KKBOXのChris氏は、「きれいな水を思い浮かべてほしい」と切り出した。ある地域ではきれいな水を簡単には得られないため貴重な資源になっているが、「これは日本の音楽レーベルのやり方と同じなのではないか」と主張する。大事なコンテンツだから安価に売りたくないという思いや、入手しやすくなることに対する恐怖みたいなものが日本の企業にあるのではないか、と推測した。
欧米ではAppleを筆頭に、「Spotify」「Netflix」といった音楽、動画の有料配信モデルが確立しているものの、日本は従来のプラスチックメディア(CD)の巨大な売り上げがあるせいか「少し遅れている」とコメント。より多くの人にアクセスしやすいよう提供すれば、日本のエンターテイメントコンテンツは本当に楽しめるようになるはず、とした。

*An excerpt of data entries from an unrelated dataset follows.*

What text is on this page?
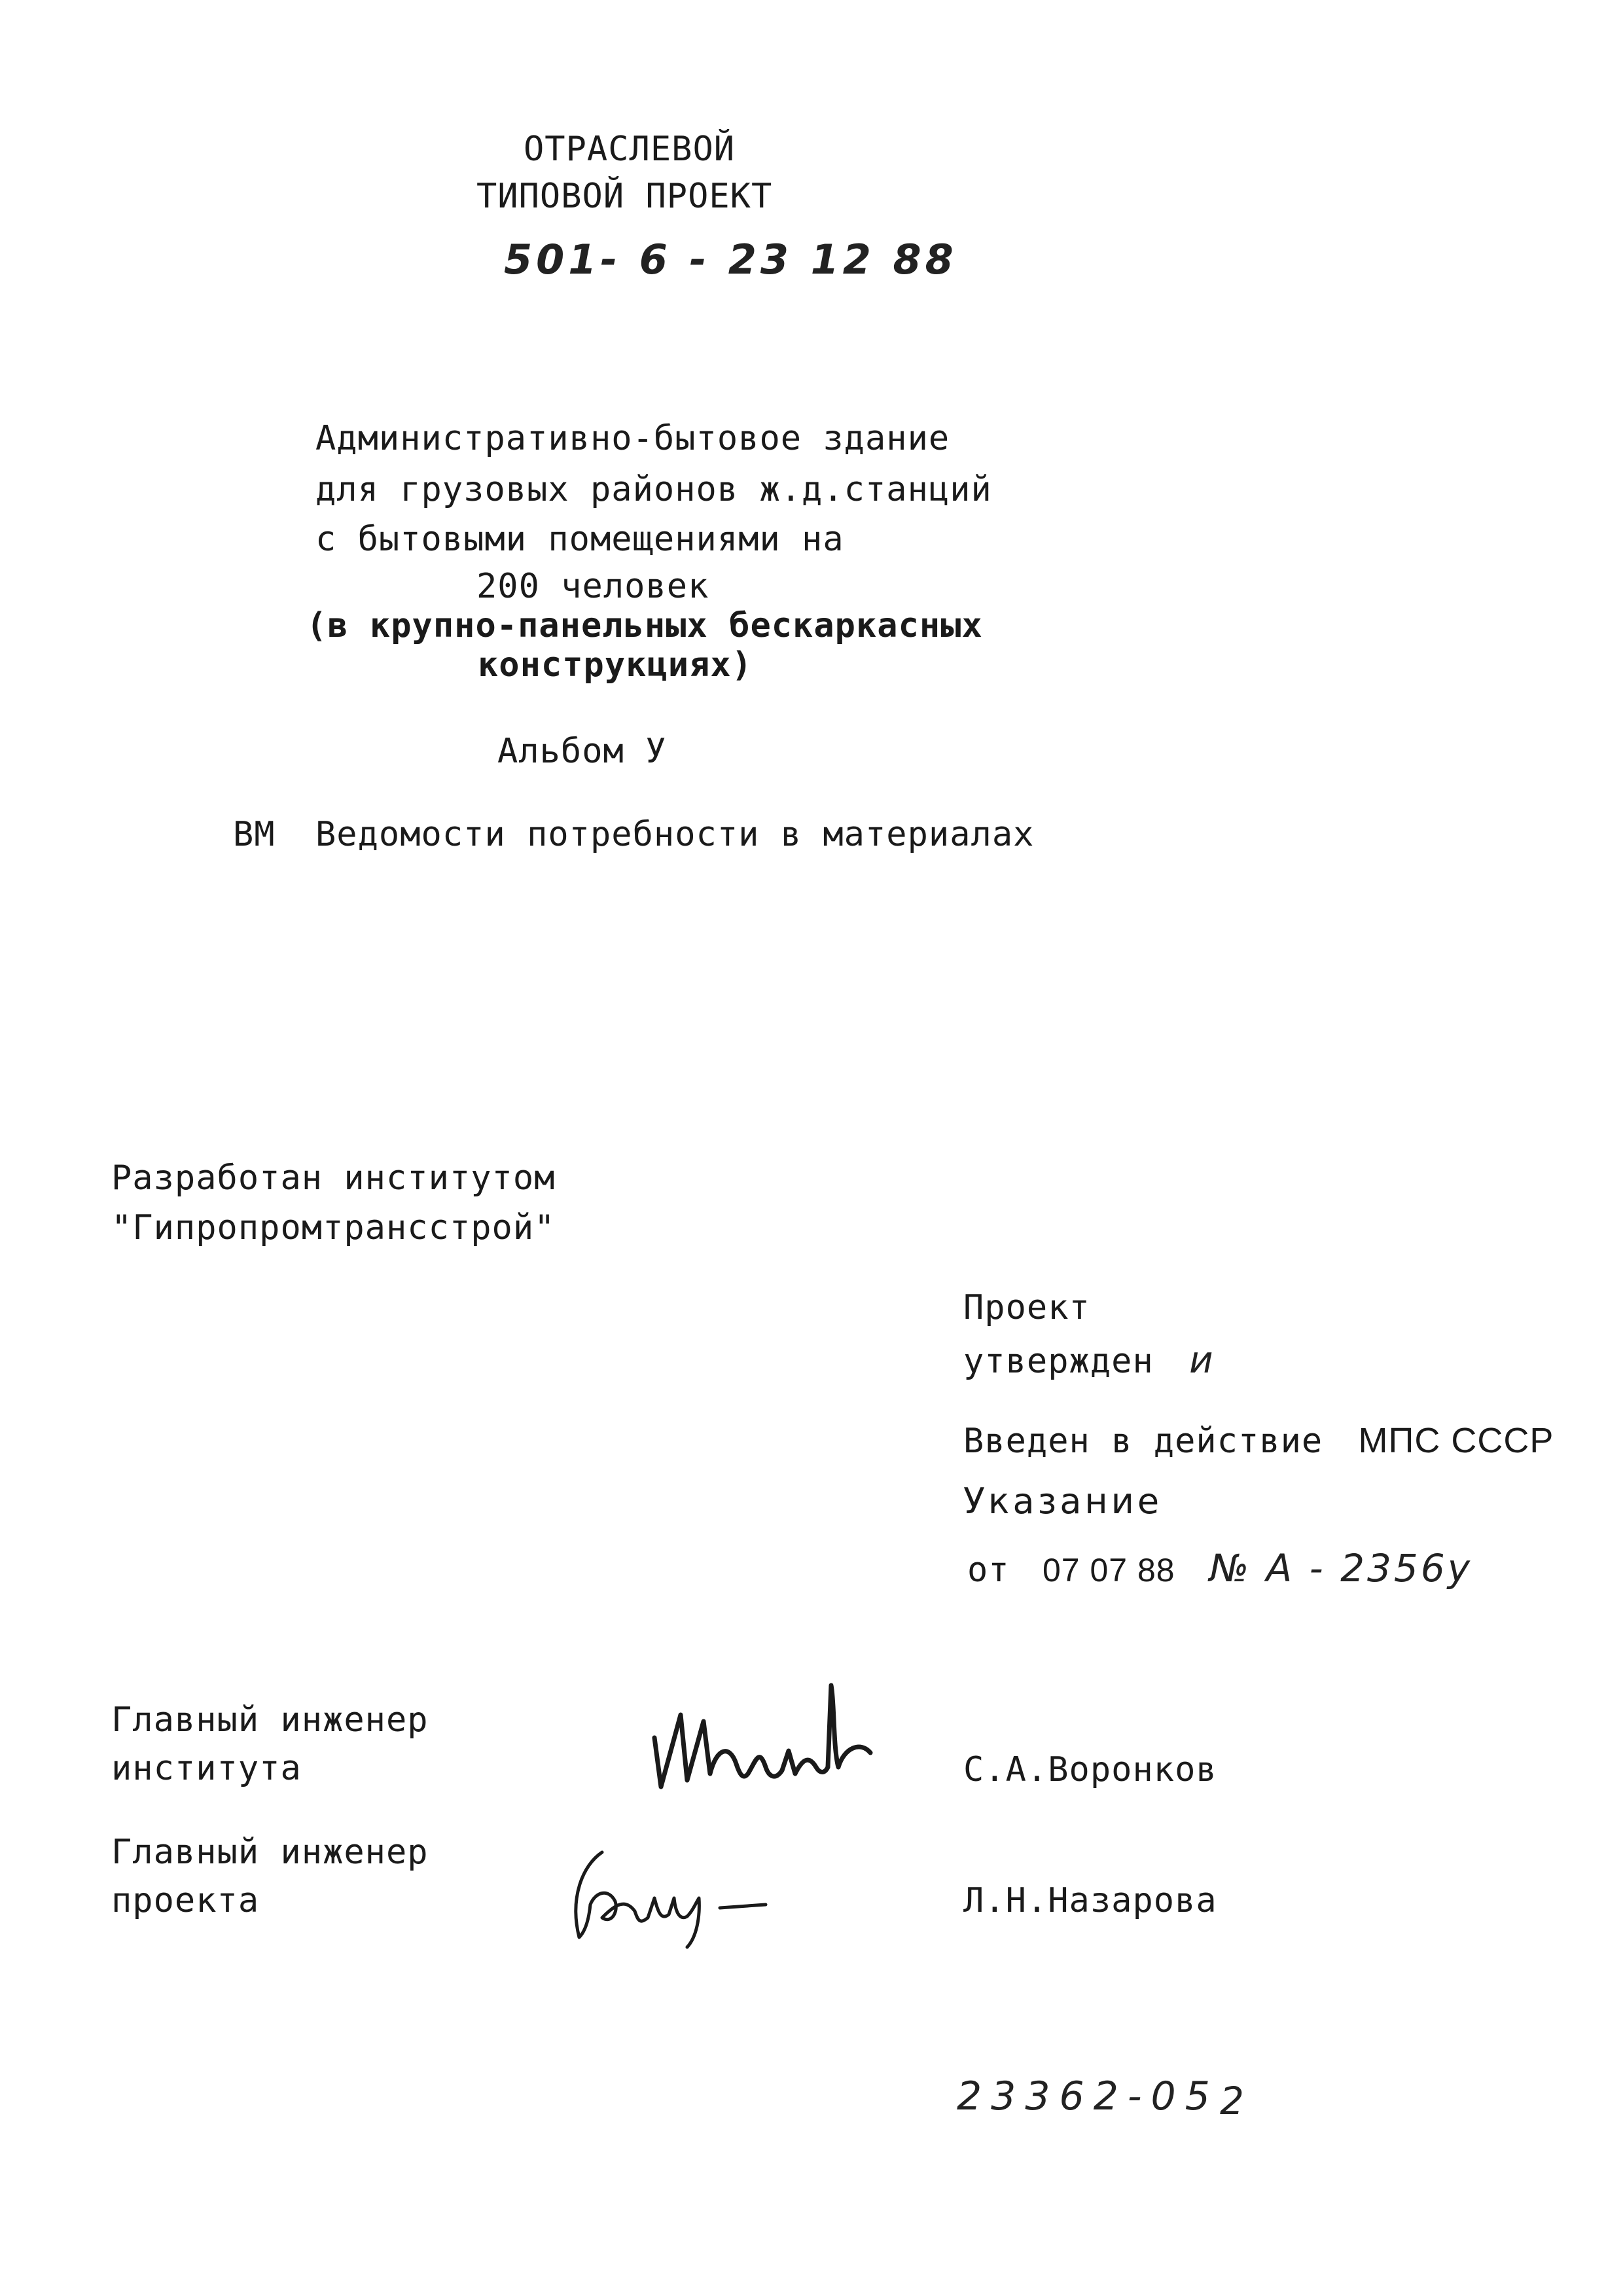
ОТРАСЛЕВОЙ
ТИПОВОЙ ПРОЕКТ
501- 6 - 23 12 88
Административно-бытовое здание
для грузовых районов ж.д.станций
с бытовыми помещениями на
200 человек
(в крупно-панельных бескаркасных
конструкциях)
Альбом У
ВМ Ведомости потребности в материалах
Разработан институтом
"Гипропромтрансстрой"
Проект
утвержден и
Введен в действие МПС СССР
Указание
от 07 07 88 № А - 2356у
Главный инженер
института	С.А.Воронков
Главный инженер
проекта	Л.Н.Назарова
23362-05 2
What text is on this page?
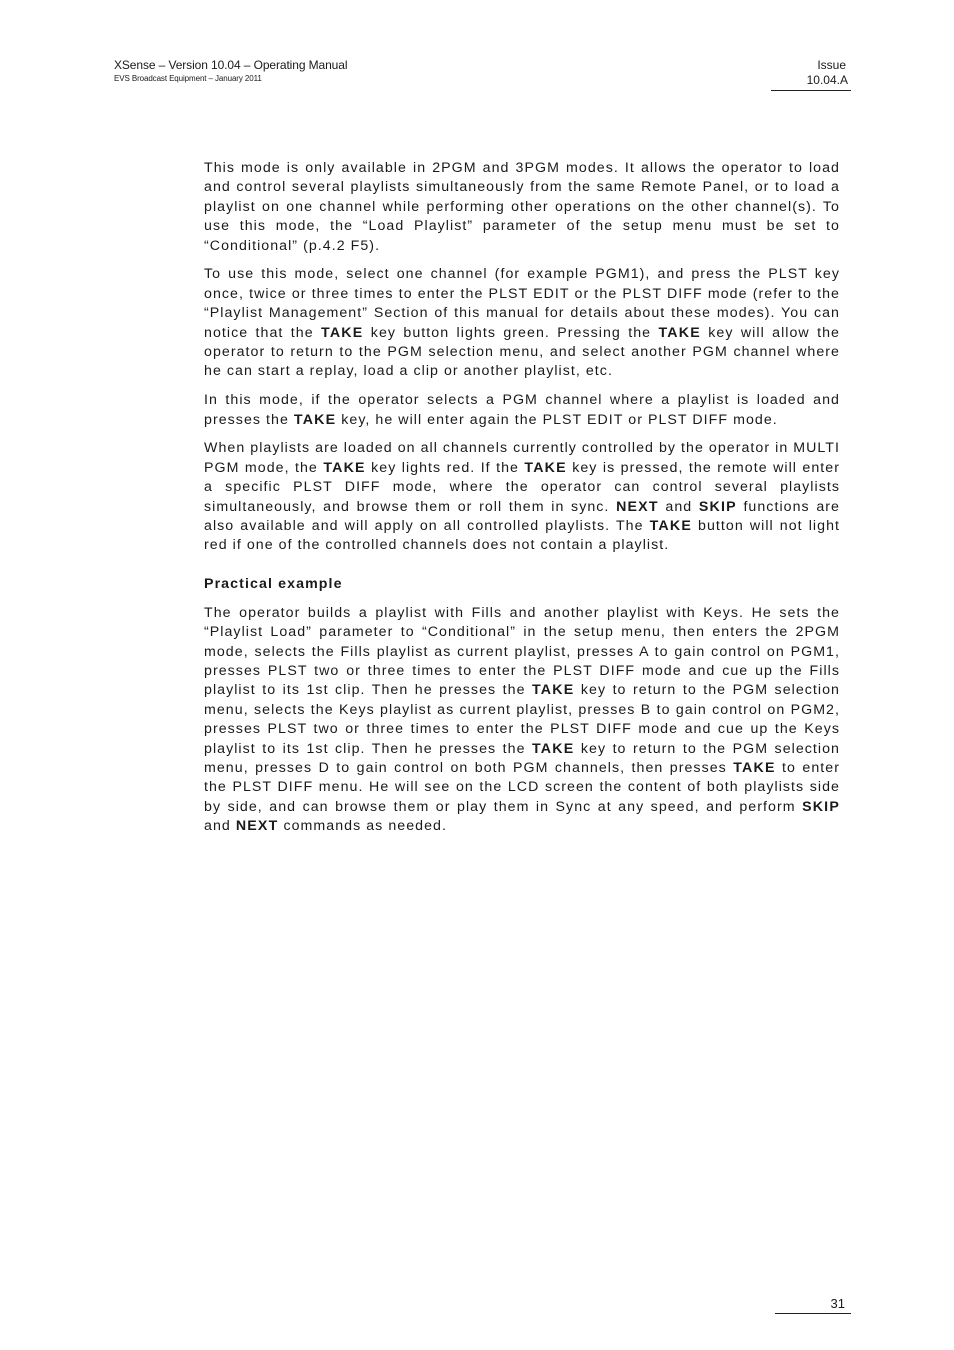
XSense – Version 10.04 – Operating Manual
EVS Broadcast Equipment – January 2011
Issue
10.04.A

This mode is only available in 2PGM and 3PGM modes. It allows the operator to load and control several playlists simultaneously from the same Remote Panel, or to load a playlist on one channel while performing other operations on the other channel(s). To use this mode, the “Load Playlist” parameter of the setup menu must be set to “Conditional” (p.4.2 F5).

To use this mode, select one channel (for example PGM1), and press the PLST key once, twice or three times to enter the PLST EDIT or the PLST DIFF mode (refer to the “Playlist Management” Section of this manual for details about these modes). You can notice that the TAKE key button lights green. Pressing the TAKE key will allow the operator to return to the PGM selection menu, and select another PGM channel where he can start a replay, load a clip or another playlist, etc.

In this mode, if the operator selects a PGM channel where a playlist is loaded and presses the TAKE key, he will enter again the PLST EDIT or PLST DIFF mode.

When playlists are loaded on all channels currently controlled by the operator in MULTI PGM mode, the TAKE key lights red. If the TAKE key is pressed, the remote will enter a specific PLST DIFF mode, where the operator can control several playlists simultaneously, and browse them or roll them in sync. NEXT and SKIP functions are also available and will apply on all controlled playlists. The TAKE button will not light red if one of the controlled channels does not contain a playlist.

Practical example

The operator builds a playlist with Fills and another playlist with Keys. He sets the “Playlist Load” parameter to “Conditional” in the setup menu, then enters the 2PGM mode, selects the Fills playlist as current playlist, presses A to gain control on PGM1, presses PLST two or three times to enter the PLST DIFF mode and cue up the Fills playlist to its 1st clip. Then he presses the TAKE key to return to the PGM selection menu, selects the Keys playlist as current playlist, presses B to gain control on PGM2, presses PLST two or three times to enter the PLST DIFF mode and cue up the Keys playlist to its 1st clip. Then he presses the TAKE key to return to the PGM selection menu, presses D to gain control on both PGM channels, then presses TAKE to enter the PLST DIFF menu. He will see on the LCD screen the content of both playlists side by side, and can browse them or play them in Sync at any speed, and perform SKIP and NEXT commands as needed.

31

John Donham氏は、TuneInにおいて、ユーザーの言語や地域に合わせた内容の広告を配信する仕組みをスタートし、世界中のラジオ局にとってビジネスチャンスが生まれていると話した。ただし、「地理的な障壁がなくなって初めてそのチャンスを活かせる」と釘を刺す。ところが、ネットのみで配信するラジオ局であれば、そういった地理的な障壁は少ない。設備費もそれほどかからず小さなコストで運営できるとし、実際にそういった例もいくつか出てきているという。その中で同社には「モニタリゼーションをどのようにクリエイターに提供するかが求められている」とも語った。
「いま一番問題なのは意識の持ち方だ」としたのはVikiのRazmig Hovaghimian氏だ。Vikiではさまざまな国の映画コンテンツなどを配信しているが、有名なハリウッド映画ではなく、いわゆる“Bollywood”と呼ばれるインド映画や、韓国、日本のコンテンツが多くを占めている。さまざまな国の動画コンテンツがすでに世界中を巡っており、地理的な障壁は打ち破れる状況にあると考えているようだ。
しかし、やはり日本の事情は特殊であり、動画コンテンツの配信契約を結ぶ際、たとえば韓国では1時間の交渉でまとまるのに対し、日本は許諾を得るのに何カ月もかかることがあるという。